I hasten to add that I do not have in mind treason as a crime punishable under Article IV, Section 2 — or, in case of presidents and civil officers, under Article II, Section 4 of the U.S. Constitution. Rather, it is my hope that the following will help to draw a sharp line between two very different things. One is the freedom to think and speak, which for the mind is like the oxygen we breathe is for the body. The other is to serve the interest of America's enemies — thereby weakening America's defenses — which is all too often confused with free speech.
Beginning with the rise of Adolf Hitler, America has had its own Nazis before and after World War II. Before December 1941, and after May 8, 1945 (VE-Day), they might have been detestable, loathsome, an embarrassment to the nation. But they were exercising their First-Amendment rights. Between the two aforementioned dates, however, they represented the interests of a side with which the United States was at war. During that period, whether prosecuted or not, they were guilty of treason.
Beginning with the rise of Vladimir Ilyich Lenin, America has had its own Communists before and after the Cold War. Before April 1948 (the Berlin Blockade), and after December 1991 (the fall of the Soviet Union), they might have been detestable, loathsome, an embarrassment to the nation. But they were exercising their First-Amendment rights. Between the two aforementioned dates, however, they represented the interests of a side which sought the annihilation of the United States.

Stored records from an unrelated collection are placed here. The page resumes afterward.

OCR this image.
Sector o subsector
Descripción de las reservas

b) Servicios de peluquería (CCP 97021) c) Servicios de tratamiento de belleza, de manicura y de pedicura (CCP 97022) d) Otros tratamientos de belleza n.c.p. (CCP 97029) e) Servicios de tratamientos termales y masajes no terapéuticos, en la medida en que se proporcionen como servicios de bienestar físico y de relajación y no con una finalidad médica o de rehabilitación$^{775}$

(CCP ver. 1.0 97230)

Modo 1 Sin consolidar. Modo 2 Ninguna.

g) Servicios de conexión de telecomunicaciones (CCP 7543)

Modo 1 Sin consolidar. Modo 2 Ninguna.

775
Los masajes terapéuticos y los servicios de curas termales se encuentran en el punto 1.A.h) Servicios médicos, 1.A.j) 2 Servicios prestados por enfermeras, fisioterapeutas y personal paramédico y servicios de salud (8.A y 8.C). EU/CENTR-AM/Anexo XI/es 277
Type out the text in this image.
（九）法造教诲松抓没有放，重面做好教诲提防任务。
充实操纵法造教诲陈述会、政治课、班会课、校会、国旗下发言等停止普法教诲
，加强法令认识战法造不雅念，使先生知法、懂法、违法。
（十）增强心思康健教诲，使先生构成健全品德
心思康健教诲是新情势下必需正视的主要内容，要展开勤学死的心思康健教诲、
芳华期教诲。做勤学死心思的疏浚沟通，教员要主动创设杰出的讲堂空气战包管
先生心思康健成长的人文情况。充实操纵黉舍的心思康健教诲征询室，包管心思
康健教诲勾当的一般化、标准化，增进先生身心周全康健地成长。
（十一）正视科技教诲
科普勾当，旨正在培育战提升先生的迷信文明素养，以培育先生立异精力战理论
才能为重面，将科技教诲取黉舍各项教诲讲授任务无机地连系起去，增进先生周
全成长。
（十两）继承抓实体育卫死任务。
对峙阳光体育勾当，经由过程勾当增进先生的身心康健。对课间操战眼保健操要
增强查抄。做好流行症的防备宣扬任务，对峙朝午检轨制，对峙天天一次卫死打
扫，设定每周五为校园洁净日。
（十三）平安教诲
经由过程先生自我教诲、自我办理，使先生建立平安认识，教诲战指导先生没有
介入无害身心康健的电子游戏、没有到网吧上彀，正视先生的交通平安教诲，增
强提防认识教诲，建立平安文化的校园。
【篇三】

During that period, whether prosecuted or not, they were guilty of treason.
And so, it is particularly important to face the unpalatable reality: whether it is the Rosenbergs who were executed, or the "Hollywood 10" who are now venerated daily, they were all guilty of treason by siding with America's enemy. The sole appropriate course of action for people who had joined the Communist Party out of their infantile belief in the "better world," promised by blood-soaked terrorists, would have been to rejoin the American side no later than May 1948.
In other words, at times of active conflict, weakening in any way America's ability to prevail is treason, the First Amendment notwithstanding. The right to free speech is not a license to suspend sound judgment, and it does not remove the obligation citizens have toward the country which is their home, and the soil from which they receive nourishment.
On a personal note, I might add my unflagging amazement that apparently intelligent, educated and perceptive people spend their lives criticizing America — not from within, which is a splendid American tradition, but from the perspective of an outsider.
This brings us to the still much-debated anti-Vietnam protest from which the Clintons derive their relationship with America.
Every former protester I know passionately defends the actions of the 1960s and early '70s as "exercising our First-Amendment right to criticize government policies." None seems to have read the First Amendment to the end where it speaks about "peaceably to assemble, and to petition the government." More importantly, even in their advanced years, many seem incapable of confronting the reality of having served the interest of America's enemies.
In their defense, in all likelihood, few would have realized at the time their behavior amounted to treason. Most were not in the Jane Fonda mold, but simply had the wool pulled over their eyes by the communists who ran the show. Sadly, after decades have passed, the wool seems to be glued to their temples, apparently forever.
And, in 1992, two of them made it into the White House. One of the more remarkable aspects of the Clinton era was the phenomenon of an American president who, for the first time in history, did not convey the impression America really meant something to him. In all his eight years as president, Mr. Clinton displayed no emotion for America one way or the other. The same has been true about Mrs. Clinton.
But, on Nov. 7, addressing students at Georgetown University, Mr. Clinton crossed the line. The choice of date — the anniversary of the Bolshevik Revolution of 1917 — may have been chance. The choice of words was not. The former president's every word misrepresented history in order to imply, infer, insinuate that America deserved what it got on September 11. To do so is a service to an enemy sworn to do maximum harm to this nation and its people.
Presumably, Mr. Clinton will not be tried for treason in a court of law. But when the writing of history returns into the hands of honest scholars, they will hardly miss the opportunity he presented to America's enemies, foreign and domestic.